Long-time readers of this publication have seen the editors write this introductory note under the heading “Quarterdeck.” Despite many months at sea on a variety of research vessels, and 16 months of editing this magazine, until recently I had no idea what a “quarterdeck” actually was. I just thought it was an old-fashioned ship’s term that made a nice title for a column in a magazine devoted to the oceans. Thanks to a quick bit of googling, I learned that, according to one definition, the quarterdeck was “reserved for officers, and only they could walk the quarterdeck” (http://ladywashington.org/glossary.html). The restricted space of the quarterdeck was also where “the captain issued his commands” (http://collections.ic.gc.ca/vessels/terms.htm).
Conceptually and physically, the space from which this magazine is edited is far removed from the quarterdeck. The Internet, together with universal text and graphics formats, has obliterated the barriers between officers and crew. The editor is no longer the captain standing on the quarterdeck, issuing commands or watching officers barking orders, but rather is part of the ship’s scientific party mucking around in the data. Files can be opened and updated—comments inserted, edits reviewed, graphics altered, and tables formatted—by editor or contributor. Finalizing an Oceanography manuscript is a collaborative effort.
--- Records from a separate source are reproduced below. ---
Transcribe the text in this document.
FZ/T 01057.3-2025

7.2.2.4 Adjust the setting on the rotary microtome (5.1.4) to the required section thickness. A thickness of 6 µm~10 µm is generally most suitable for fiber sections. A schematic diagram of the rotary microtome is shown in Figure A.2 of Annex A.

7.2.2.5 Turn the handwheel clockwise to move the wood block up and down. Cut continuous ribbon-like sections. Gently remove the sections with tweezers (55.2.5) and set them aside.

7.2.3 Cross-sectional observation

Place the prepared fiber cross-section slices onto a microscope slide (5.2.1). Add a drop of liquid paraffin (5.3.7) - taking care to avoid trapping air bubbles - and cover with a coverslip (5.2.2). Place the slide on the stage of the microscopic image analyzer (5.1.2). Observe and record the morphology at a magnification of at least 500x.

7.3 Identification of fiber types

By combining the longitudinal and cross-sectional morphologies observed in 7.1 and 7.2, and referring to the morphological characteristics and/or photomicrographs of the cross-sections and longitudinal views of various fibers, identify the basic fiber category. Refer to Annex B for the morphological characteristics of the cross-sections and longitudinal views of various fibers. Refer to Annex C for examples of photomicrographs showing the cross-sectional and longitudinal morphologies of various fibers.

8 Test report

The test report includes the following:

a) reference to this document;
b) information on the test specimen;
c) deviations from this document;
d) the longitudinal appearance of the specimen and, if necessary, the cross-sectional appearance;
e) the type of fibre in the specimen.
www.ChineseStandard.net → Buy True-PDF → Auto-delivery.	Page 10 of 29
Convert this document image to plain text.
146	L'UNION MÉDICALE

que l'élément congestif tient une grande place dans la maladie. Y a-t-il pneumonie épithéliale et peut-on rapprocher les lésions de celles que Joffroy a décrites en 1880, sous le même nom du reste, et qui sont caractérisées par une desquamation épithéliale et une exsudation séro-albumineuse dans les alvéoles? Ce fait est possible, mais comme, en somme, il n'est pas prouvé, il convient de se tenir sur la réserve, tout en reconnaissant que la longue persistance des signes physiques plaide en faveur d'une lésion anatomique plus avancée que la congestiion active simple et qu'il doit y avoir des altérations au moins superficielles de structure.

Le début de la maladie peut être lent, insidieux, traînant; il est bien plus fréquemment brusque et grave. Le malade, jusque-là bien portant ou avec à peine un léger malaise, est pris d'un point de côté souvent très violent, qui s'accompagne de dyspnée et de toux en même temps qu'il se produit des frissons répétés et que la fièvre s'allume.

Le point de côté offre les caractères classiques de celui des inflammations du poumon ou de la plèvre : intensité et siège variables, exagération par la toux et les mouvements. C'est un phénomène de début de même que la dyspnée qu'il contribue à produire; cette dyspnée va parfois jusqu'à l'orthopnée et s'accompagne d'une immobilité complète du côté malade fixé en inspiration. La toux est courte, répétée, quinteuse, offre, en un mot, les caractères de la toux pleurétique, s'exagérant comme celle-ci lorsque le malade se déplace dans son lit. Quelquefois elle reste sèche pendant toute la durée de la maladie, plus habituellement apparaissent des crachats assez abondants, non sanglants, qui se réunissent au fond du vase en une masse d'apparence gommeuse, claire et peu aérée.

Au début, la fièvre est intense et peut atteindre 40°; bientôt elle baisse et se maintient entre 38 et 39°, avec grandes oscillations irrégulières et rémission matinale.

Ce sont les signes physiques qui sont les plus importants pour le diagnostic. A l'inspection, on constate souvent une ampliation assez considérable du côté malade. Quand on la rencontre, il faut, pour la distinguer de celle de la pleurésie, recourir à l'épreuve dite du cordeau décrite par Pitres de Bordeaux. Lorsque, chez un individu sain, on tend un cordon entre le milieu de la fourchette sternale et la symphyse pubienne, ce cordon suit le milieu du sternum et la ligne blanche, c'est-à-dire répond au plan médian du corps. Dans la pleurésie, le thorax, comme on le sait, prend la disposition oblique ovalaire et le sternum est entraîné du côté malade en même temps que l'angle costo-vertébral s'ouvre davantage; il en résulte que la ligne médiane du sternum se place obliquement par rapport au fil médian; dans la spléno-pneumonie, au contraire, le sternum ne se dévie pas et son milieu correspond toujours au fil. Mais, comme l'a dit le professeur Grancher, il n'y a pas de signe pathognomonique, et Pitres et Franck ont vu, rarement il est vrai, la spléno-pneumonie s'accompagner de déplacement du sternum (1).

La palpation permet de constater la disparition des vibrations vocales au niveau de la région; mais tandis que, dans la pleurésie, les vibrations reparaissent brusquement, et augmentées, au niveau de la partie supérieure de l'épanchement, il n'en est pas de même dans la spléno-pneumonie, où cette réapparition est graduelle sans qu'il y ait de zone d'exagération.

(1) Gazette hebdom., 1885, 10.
Even though the Internet has been a part of our lives for years now, I still get giddy thinking about the ease of worldwide communication. The authors of articles in this issue hail from all over the world—Australia, Bulgaria, Canada, France, Germany, Iran, Ireland, Japan, Norway, Portugal, Romania, Russia, South Africa, Spain, Sweden, Turkey, Ukraine, the United Kingdom, and the United States. Yet they communicated with breathtaking speed to finalize their articles, as they used high-speed networks to respond to editorial queries, submit graphics files, and review proofs. Comments came in from Internet cafes in Istanbul, from contributors who were traveling in Bulgaria or Norway, and even from a ship sailing in the Black Sea. It goes without saying that without the Internet, this issue of the magazine would still be unfinished.
Nor could this issue have been completed without the extraordinary efforts of the contributors. We are very grateful to Jim Murray, Pat Glibert, and Grant Pitcher for guest editing this issue of Oceanography. Jim, Pat, and Grant received less time than most guest editors to put together this issue, but their considerable energies helped us to complete it in time for the June International Ocean Research Conference (sponsored by TOS and UNESCO/IOC) in Paris. We would also like to thank the U.S. National Science Foundation for supporting this issue of the magazine.
One final note. At the time of this writing, the March issue of Oceanography containing the special section on “Women in Oceanography” is arriving at people’s doorsteps. Already discussions are beginning about what sort of follow-on activities might be coordinated. As those activities take shape, we will do our best to keep you informed of any new developments.